Kudu has a hard and soft memory limit. The hard memory limit is the maximum amount a Kudu process is allowed to use, and is controlled by the --memory_limit_hard_bytes flag. The soft memory limit is a percentage of the hard memory limit, controlled by the flag memory_limit_soft_percentage and with a default value of 80%, that determines the amount of memory a process may use before it will start rejecting some write operations.

If the logs or RPC traces contain messages like

Service unavailable: Soft memory limit exceeded (at 96.35% of capacity)

then Kudu is rejecting writes due to memory backpressure. This may result in write timeouts. There are several ways to relieve the memory pressure on Kudu:

  • If the host has more memory available for Kudu, increase --memory_limit_hard_bytes.

  • Increase the rate at which Kudu can flush writes from memory to disk by increasing the number of disks or increasing the number of maintenance manager threads --maintenance_manager_num_threads. Generally, the recommended ratio of maintenance manager threads to data directories is 1:3.

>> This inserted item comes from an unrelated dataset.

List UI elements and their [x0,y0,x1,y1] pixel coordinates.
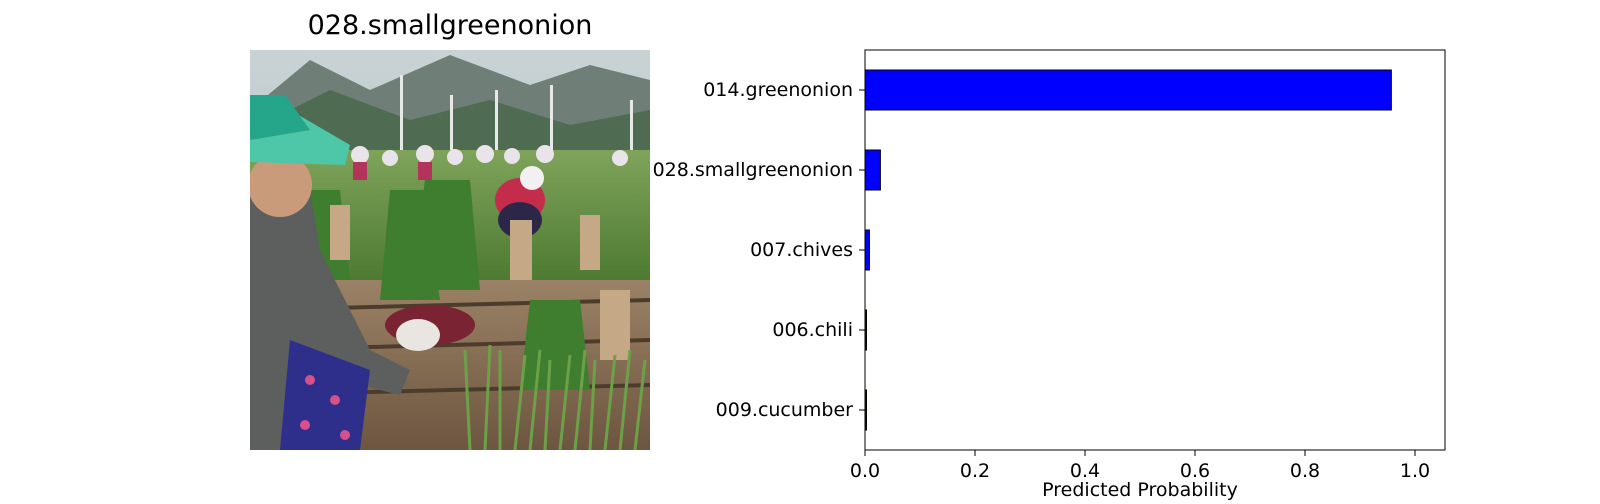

  • Reduce the volume of writes flowing to Kudu on the application side.

Disk Issues

When Kudu starts, it checks each configured data directory, expecting either for all to be initialized or for all to be empty. If a server fails to start with a log message like

Check failed: _s.ok() Bad status: Already present: Could not create new FS layout: FSManager root is not empty: /data0/kudu/data

then this precondition has failed. This could be because Kudu was configured with non-empty data directories on first startup, or because a previously-running, healthy Kudu process was restarted and at least one data directory was deleted or is somehow corrupted, perhaps because of a disk error. If in the latter situation, consult the Changing Directory Configurations documentation.

Issues using Kudu

ClassNotFoundException: com.cloudera.kudu.hive.KuduStorageHandler

Users will encounter this exception when trying to use a Kudu table via Hive. This is not a case of a missing jar, but simply that Impala stores Kudu metadata in Hive in a format that’s unreadable to other tools, including Hive itself and Spark. There is no workaround for Hive users. Spark users need to create temporary tables.